Ah, there is nothing quite like the repartee between New York Times’ columnists Gail Collins and David Brooks. They are so clever. I pick on David Brooks, but I just can’t help myself.

Gail Collins: Romney is both intelligent and sane, which I guess is saying quite a lot this year. But the man would change his position on the rotation of the earth around the sun if he thought it would get him a win in South Carolina.

David Brooks: That’s why you should love the guy. Let me put it this way: Would you rather have someone who authentically agrees with Michele Bachmann or someone who is just faking it? It seems to me that from your point of view you should be praying for inauthenticity. The more, the better.

That’s a ringing endorsement of prevarication, of rank opportunism, and of having contempt for the intelligence of the average voter. You might write it off as tongue-in-cheek but it isn’t really possible that Brooks is not serious. He supports Romney because he thinks he’s doing what has to be done to beat off a crazy alternative. Brooks was being honest here, but that’s about to change. Watch.

As for the overall field, I think it is decent enough: four current or former governors, a former House Speaker, a business magnate. There are a few oddballs, but I thought the quality of the Reagan debate, in particular, was as good as any I’d seen in either party for at least a decade. Rick Perry can’t keep up because the quality of the other participants is reasonably high.

Yes, the Reagan Library Debate, I remember it well. It’s the debate where Michele Bachmann promised us all $2 gasoline, Ron Paul said we don’t need air traffic controllers or food inspectors, and Herman Cain introduced his 9-9-9 Plan that would eliminate the capital gains, estate, and payroll taxes. It’s the debate where Rick Santorum promised that he could get Senate Democrats to sign off on a bill to reduce corporate taxes to zero. It’s the debate where Rick Perry won applause for executing 234 people, said climate-science was unsettled, and that it is a lie to tell young people that they will ever receive their Social Security checks. It’s the debate in which Mitt Romney endorsed building a 2,600 mile fence on the Mexican border and Newt Gingrich suggested that we outsource a legal guest worker program to American Express, Visa, and MasterCard. It was a superb debate if you value a bunch of jibber-jabber without any remote connection to anything the next president might actually do once in office. Or, you know, if you don’t value sanity in your political leaders.

After Gail Collins remarked that she couldn’t see anyone other than Romney and Perry who could conceivably be national leaders, Brooks became somewhat indignant.

David Brooks: I take that as a personal insult against the Herminator! Herman Cain. I feel compelled to rise in his defense. Unlike the current president he at least knows that this is the perfect moment for fundamental tax reform.
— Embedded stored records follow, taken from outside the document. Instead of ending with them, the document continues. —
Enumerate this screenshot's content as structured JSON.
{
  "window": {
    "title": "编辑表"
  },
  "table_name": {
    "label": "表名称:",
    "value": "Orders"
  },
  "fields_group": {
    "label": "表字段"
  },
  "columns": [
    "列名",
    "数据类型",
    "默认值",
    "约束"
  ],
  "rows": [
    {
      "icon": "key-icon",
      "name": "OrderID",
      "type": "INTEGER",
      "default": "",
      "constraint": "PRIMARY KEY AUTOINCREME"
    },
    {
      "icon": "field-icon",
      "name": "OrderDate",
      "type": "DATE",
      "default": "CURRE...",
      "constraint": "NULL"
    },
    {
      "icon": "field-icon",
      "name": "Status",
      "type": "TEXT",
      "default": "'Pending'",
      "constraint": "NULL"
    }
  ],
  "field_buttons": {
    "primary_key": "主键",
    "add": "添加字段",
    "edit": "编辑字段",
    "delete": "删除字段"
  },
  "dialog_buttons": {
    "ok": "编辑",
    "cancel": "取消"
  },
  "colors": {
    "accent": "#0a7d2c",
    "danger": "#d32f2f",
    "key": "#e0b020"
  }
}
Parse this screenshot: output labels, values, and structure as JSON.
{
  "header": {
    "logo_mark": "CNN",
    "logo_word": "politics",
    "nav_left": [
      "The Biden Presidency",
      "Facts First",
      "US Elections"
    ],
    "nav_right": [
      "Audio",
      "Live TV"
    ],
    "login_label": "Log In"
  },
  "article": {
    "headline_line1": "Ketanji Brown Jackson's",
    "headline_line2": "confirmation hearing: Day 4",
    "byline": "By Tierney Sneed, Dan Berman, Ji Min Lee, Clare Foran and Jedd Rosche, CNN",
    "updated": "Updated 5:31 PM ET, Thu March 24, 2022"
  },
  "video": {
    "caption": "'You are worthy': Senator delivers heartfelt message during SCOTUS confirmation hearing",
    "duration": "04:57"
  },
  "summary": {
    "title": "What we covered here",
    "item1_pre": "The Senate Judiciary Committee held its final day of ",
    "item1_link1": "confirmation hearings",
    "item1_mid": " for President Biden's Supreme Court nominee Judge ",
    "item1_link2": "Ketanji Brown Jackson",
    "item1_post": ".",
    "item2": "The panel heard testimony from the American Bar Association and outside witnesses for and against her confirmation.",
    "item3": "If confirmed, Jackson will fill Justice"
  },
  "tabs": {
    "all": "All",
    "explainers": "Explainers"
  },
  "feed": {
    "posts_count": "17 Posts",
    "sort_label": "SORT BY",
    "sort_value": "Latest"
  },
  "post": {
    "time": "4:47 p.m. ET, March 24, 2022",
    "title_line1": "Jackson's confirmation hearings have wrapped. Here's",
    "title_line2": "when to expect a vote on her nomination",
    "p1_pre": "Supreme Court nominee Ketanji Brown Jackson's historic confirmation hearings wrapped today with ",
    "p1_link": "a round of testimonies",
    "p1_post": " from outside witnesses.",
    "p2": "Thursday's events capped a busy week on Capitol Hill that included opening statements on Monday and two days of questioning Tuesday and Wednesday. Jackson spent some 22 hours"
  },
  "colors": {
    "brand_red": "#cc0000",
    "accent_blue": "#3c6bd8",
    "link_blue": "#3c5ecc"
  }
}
He’s got his 9-9-9 plan (the virtues of which he has not hid under a barrel). He may be wacky in every other respect and offensive in some, but he at least understands the scope of the problems the country faces, and so I have sympathy for him. I wish President Obama had at least some of his vision.

Yes, the “virtues” of the 9-9-9 Plan. Set aside how badly this plan would screw the poor who would see their income taxes go from nothing to 9% and also suffer an additional 9% sales tax on purchased goods. When even the Moonie-owned Washington Times says that the plan would blow a $380 billion hole in the budget, you need to find more virtue. This is a man who supported bans on mosque-building and promised not to hire any Muslims to work in his cabinet. How does a black man born in 1945 in Memphis (and then raised in Georgia) forget his own past to the degree that he’ll openly promise to discriminate against people based on their religion?

I’ll close with this, which speaks for itself.

Gail Collins: Pardon me. I’m ready to move on but I can’t quite get past the vision of Mitt Romney and Rick Perry stuck together in the Polar Caves until next spring. What do you think they’d talk about?

David Brooks: Personally I think they’d lounge around in animal skins drawing beautiful paintings of wild animals on the cave walls, like those early cave dwellers did in France thousands of years ago. Perry would draw elegant mastodons, which he shot while jogging. Romney would paint saber-tooth tigers, riding in cages on the top of his car. (There, got that in.)

Thank you for forcing me to imagine Mitt Romney’s car smeared with saber-tooth tiger poop.